Blairsville campers study Hiawassee River watershed

The Hiawassee River Watershed Coalition recently held a free water-quality day camp at the Georgia Mountain Research and Education Center in Blairsville, Georgia. Sixth grade students from Union County, Towns County, and Fannin County met for five days to study the area's watershed.

The young people were given hands-on experience in biology and chemistry while learning basic water quality science. Agricultural practices, water components, fish sampling, and aquatic insects were part of the agenda. The students learned practical ways to improve water quality around their homes, neighborhoods, and hometowns.

During the week long camp, participants were given the opportunity to work on interesting projects including the collection of data from area streams. Afternoons were set aside for field trips. The amateur scientists visited Brasstown Bald, Hill-Vue Farms, Blairsville's Water Treatment Plant, and Vogel State Park .

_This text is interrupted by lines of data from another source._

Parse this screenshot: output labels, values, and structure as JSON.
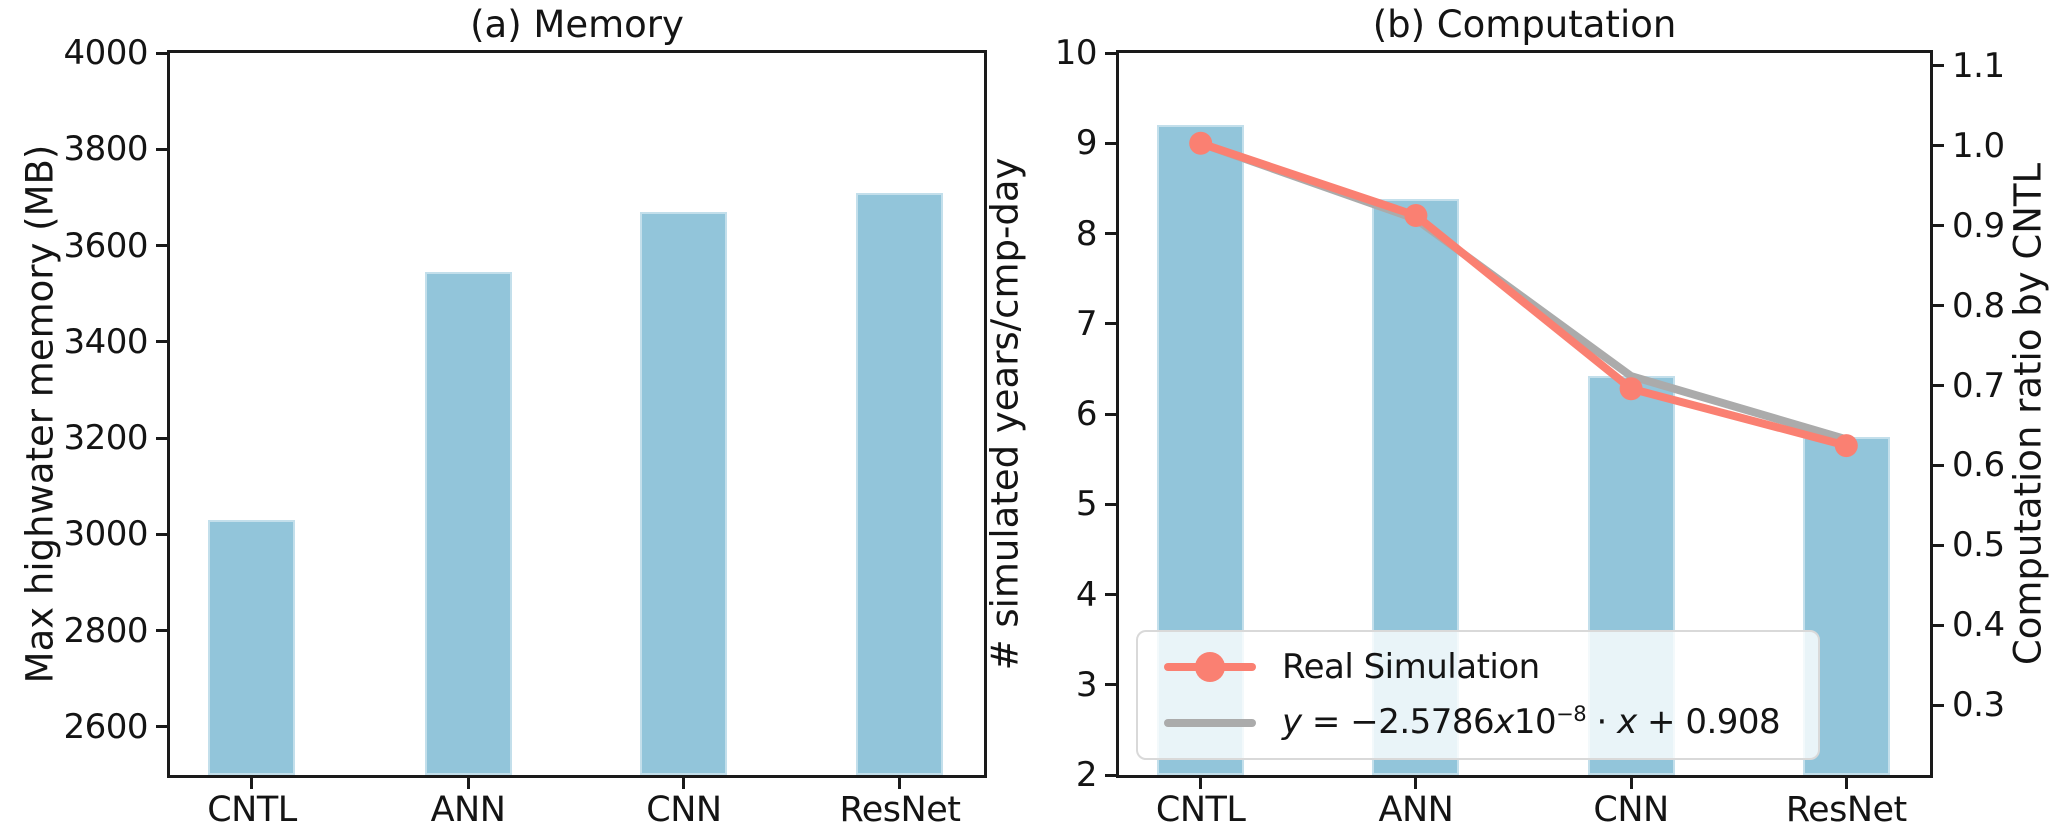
{
  "figure": {
    "background": "#ffffff",
    "bar_color": "#92c5da",
    "accent_orange": "#fa8072",
    "accent_gray": "#ababab",
    "axis_color": "#1a1a1a"
  },
  "chart_data": [
    {
      "type": "bar",
      "title": "(a) Memory",
      "ylabel": "Max highwater memory (MB)",
      "xlabel": "",
      "categories": [
        "CNTL",
        "ANN",
        "CNN",
        "ResNet"
      ],
      "values": [
        3030,
        3545,
        3670,
        3710
      ],
      "ylim": [
        2500,
        4000
      ],
      "yticks": [
        2600,
        2800,
        3000,
        3200,
        3400,
        3600,
        3800,
        4000
      ],
      "ytick_labels": [
        "2600",
        "2800",
        "3000",
        "3200",
        "3400",
        "3600",
        "3800",
        "4000"
      ],
      "grid": false,
      "bar_color": "#92c5da"
    },
    {
      "type": "bar+line",
      "title": "(b) Computation",
      "ylabel_left": "# simulated years/cmp-day",
      "ylabel_right": "Computation ratio by CNTL",
      "categories": [
        "CNTL",
        "ANN",
        "CNN",
        "ResNet"
      ],
      "bar_values": [
        9.2,
        8.38,
        6.42,
        5.75
      ],
      "bar_color": "#92c5da",
      "ylim_left": [
        2,
        10
      ],
      "yticks_left": [
        2,
        3,
        4,
        5,
        6,
        7,
        8,
        9,
        10
      ],
      "ytick_labels_left": [
        "2",
        "3",
        "4",
        "5",
        "6",
        "7",
        "8",
        "9",
        "10"
      ],
      "ylim_right": [
        0.2125,
        1.11625
      ],
      "yticks_right": [
        0.3,
        0.4,
        0.5,
        0.6,
        0.7,
        0.8,
        0.9,
        1.0,
        1.1
      ],
      "ytick_labels_right": [
        "0.3",
        "0.4",
        "0.5",
        "0.6",
        "0.7",
        "0.8",
        "0.9",
        "1.0",
        "1.1"
      ],
      "grid": false,
      "legend_position": "lower left",
      "series": [
        {
          "name": "Real Simulation",
          "color": "#fa8072",
          "marker": "circle",
          "values": [
            9.0,
            8.2,
            6.28,
            5.65
          ],
          "ratio_values": [
            1.0,
            0.91,
            0.7,
            0.63
          ]
        },
        {
          "name": "y = −2.5786x10⁻⁸ · x + 0.908",
          "color": "#ababab",
          "marker": "none",
          "values": [
            9.0,
            8.16,
            6.42,
            5.72
          ],
          "equation_parts": [
            {
              "t": "y",
              "s": "i"
            },
            {
              "t": " = −2.5786",
              "s": "r"
            },
            {
              "t": "x",
              "s": "i"
            },
            {
              "t": "10",
              "s": "r"
            },
            {
              "t": "−8",
              "s": "sup"
            },
            {
              "t": " · ",
              "s": "r"
            },
            {
              "t": "x",
              "s": "i"
            },
            {
              "t": " + 0.908",
              "s": "r"
            }
          ]
        }
      ]
    }
  ]
}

HRWC Executive Director Callie Moore says, "Volunteers make it possible for us to coordinate these camps. We couldn't do it without them." She listed sponsors and other volunteers including Young Harris College Biology/Ecology Professor and Camp Director Brenda Hull, Joe Garner, the Community Council of the Georgia Mountain Research and Education Center , the Blairsville Garden Club, the Union County and Blue Ridge Rotary Clubs, the Tennessee Valley Authority, UGA Cooperative Extension, the US Forest Service, and Vogel State Park . Moore added, "People were coming out of the woodwork wanting to help with camp this year." It's no surprise that water-quality education is important to many people.

Watershed Coalition day camps are held at various locations in Georgia and North Carolina throughout the year. Students are nominated by their schools depending on interest in water science. Ten nominations from each school usually result in about 15 actual campers in attendance. This small number allows for increased individual attention.

The Hiawassee River Water Coalition was formally organized in 1995 as a nonprofit organization that encompasses portions of two states, three Soil & Water Conservation Districts, four counties, and six municipalities.   The Coalition membership now includes nearly 300 individuals, families, and businesses.